Governor to seek funds for high-tech training He wants $3 million next year to create up to 5 career centers

November 10, 1995|By Ellen James Martin | Ellen James Martin,SUN STAFF

Putting high-tech training at the top of his economic development agenda, Gov. Parris N. Glendening yesterday said he will seek $3 million in funding in early 1996 to launch three to five "career technology training centers."

After 1996, the governor said, he hopes to find $5 million each year to fund the centers, which would offer "customized training" geared to the needs of sophisticated technology companies.

The centers would offer classes in such fields as injection molding, robotics and laser machining, Mr. Glendening said. Classes would be tailored to the demands of business, he said.

The dollar figures were provided by the governor in an interview after a speech before the BWI Business Partnership Inc., an association of businesses that operate in the Baltimore-Washington corridor.

"We have heard very loudly from the business community that enhancing the quality of the work force through additional training is one of the most effective efforts the state can make," Mr. Glendening told more than 200 business people attending a breakfast meeting at an airport-area hotel.

Due to expected federal budget cutbacks, Maryland expects to lose 20,000 government jobs and another 20,000 to 30,000 related jobs in the private sector, the governor said, adding that most of the losses would be in the Washington suburbs.

That, combined with a projected loss of $2.8 billion to $3.5 billion in direct federal aid -- much of it to Baltimore -- means the state must go to extraordinary lengths to preserve and expand private-sector jobs, he said.

"The state simply cannot compensate for the federal cuts. We will not be able to backfill the loss of funds," he said.

Mr. Glendening called competition among states for jobs "daunting" and said Maryland must increase its "Sunny Day" fund to give businesses incentives to locate or expand here.

In the interview after his speech, Mr. Glendening offered only general details on his plans for the new "career technology training centers."

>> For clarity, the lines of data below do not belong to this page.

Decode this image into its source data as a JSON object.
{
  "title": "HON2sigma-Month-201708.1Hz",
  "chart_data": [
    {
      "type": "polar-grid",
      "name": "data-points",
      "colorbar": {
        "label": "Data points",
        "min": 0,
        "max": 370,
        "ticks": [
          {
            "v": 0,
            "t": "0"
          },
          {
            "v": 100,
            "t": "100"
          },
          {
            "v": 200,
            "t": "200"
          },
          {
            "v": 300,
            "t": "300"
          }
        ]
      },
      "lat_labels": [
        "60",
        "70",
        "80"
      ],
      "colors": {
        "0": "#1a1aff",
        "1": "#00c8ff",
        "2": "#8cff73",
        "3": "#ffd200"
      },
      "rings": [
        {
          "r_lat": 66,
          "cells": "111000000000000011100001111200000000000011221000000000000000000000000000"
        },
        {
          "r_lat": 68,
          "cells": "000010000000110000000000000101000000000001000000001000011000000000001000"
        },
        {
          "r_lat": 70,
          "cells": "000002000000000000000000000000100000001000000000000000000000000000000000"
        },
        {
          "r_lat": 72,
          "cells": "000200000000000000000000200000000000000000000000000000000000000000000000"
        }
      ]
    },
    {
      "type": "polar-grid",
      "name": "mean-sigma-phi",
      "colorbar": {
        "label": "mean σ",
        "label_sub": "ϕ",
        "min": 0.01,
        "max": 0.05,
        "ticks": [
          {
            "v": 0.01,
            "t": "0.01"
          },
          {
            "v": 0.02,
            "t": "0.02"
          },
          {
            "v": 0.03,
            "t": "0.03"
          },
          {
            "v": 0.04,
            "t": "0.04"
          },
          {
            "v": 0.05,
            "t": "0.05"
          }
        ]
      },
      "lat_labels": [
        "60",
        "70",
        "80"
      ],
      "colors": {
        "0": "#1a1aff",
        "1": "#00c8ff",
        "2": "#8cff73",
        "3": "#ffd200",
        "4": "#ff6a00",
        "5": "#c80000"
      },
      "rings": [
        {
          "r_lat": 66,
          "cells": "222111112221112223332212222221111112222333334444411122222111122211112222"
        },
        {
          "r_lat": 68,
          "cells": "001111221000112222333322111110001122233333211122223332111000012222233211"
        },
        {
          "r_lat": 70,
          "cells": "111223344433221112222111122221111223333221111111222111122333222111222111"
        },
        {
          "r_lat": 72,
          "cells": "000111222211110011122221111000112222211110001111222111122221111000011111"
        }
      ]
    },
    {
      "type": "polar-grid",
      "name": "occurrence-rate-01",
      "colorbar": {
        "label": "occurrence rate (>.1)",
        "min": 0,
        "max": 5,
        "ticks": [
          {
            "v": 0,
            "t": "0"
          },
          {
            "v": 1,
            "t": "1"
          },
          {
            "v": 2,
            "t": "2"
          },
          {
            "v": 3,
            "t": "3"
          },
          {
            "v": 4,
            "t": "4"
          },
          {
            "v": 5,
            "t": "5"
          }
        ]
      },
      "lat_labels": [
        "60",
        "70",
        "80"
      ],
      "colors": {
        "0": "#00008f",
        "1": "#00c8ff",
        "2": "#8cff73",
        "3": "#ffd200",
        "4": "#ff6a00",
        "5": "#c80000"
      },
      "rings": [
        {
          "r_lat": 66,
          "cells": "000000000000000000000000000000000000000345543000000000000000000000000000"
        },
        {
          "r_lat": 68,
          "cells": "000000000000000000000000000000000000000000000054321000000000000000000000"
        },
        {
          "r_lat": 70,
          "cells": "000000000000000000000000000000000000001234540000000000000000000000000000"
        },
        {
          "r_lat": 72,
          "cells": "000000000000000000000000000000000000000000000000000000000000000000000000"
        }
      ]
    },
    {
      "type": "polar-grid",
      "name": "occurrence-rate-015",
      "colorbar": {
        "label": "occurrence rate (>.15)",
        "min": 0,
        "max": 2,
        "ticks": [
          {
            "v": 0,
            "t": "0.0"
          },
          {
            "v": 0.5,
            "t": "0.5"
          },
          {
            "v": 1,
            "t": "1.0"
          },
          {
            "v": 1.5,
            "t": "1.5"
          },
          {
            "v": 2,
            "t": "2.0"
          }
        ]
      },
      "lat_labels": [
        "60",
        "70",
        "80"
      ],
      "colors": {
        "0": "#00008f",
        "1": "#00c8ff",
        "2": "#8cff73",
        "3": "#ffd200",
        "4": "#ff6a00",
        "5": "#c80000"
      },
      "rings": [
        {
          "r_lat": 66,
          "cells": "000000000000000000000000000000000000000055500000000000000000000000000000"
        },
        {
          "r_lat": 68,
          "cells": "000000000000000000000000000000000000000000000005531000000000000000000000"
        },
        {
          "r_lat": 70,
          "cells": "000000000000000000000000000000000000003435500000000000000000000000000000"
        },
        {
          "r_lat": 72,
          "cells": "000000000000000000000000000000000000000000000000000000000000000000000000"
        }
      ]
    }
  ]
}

Charles Porcari, a spokesman for the Department of Business and Economic Development, said "nothing has been set in stone" for the centers.

"This is a concept that has a lot of flexibility and is still in the formative stages," Mr. Porcari said.

Neither the sites, nor the exact dates for the opening of the centers has yet been determined, he said.

"But this will be something happening in the very near future," he said.